The spectre of stagflation

So, when the RBA is talking about decreasing interest rates, they are trying to stimulate the economy through increasing the flow of money in the economy. However, they need to be cautious in cutting rates, as pushing unemployment beneath the ‘natural’ rate, could result in ever increasing inflation. Currently, the RBA is discussing whether to cut the cash rate to stimulate the economy, with growing fears of a looming recession.[8] Headlining the stagnation in the Australian economy are stagnant wages. Interestingly, this trend has been partly caused by underemployment, rather than unemployment, with much of the modern work being a part of the ‘gig economy’.[9] This complicates calculations as underemployed workers do not have the income necessary to stimulate the economy as those that used to be considered ‘employed’ would.[11] Thus, a recession may be inevitable. Holistically, this offers an obfuscated picture to the central banks of today. Much of the monetary theories have shown an inability to grasp the relation between unemployment and growth and how it can be translated into continued growth and a stable currency.


[1] Hoover, K. D. (2008). Phillips curve. The concise encyclopedia of economics.

[2] This is known as demand pull inflation

[3] Friedman, M. (1995). The role of monetary policy. In Essential Readings in Economics (pp. 215-231): Springer.

[4] Dehejia, V. (2018). How Milton Friedman and Edmund Phelps changed macroeconomics. Retrieved from https://www.livemint.com/Opinion/sUfUF5Qe5KyG63Rci4surJ/How-Milton-Friedman-and-Edmund-Phelps-changed-macroeconomics.html

[5] Barsky, R., & Kilian, L. (2000). A Monetary Explanation of the Great Stagflation of the 1970s.

[6] Dobrescu, M., Paicu, C., & Iacob, S. (2011). The Natural Rate of Unemployment and its Implications for Economic Policy. Theoretical & Applied Economics, 18(2).

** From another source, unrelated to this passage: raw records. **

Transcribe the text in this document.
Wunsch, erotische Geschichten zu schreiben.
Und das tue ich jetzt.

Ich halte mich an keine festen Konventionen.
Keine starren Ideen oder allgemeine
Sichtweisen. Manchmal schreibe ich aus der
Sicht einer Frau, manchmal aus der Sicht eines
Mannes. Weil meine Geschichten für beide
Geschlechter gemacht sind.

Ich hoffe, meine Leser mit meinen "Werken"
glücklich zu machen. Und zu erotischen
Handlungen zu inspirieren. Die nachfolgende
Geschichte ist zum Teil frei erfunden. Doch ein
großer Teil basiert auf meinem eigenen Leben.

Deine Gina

[7] Chang, R. (1997). Is low unemployment inflationary? Economic Review (Atlanta, Ga.), 82(1), 4-14.

[8] Letts, S. (2019). Record low inflation reading puts pressure on the Reserve Bank to cut interest rates. ABC. Retrieved from https://www.abc.net.au/news/2019-04-24/inflation-q1-2019/11039652

[9] Chua, C. L., & Robinson, T. (2018). Why Has Australian Wages Growth Been So Low? A Phillips Curve Perspective. Economic Record, 94, 11-32.

[10] Bishop, J., & Cassidy, N. (2017). Insights into low wage growth in Australia. RBA Bulletin, March, 13-20.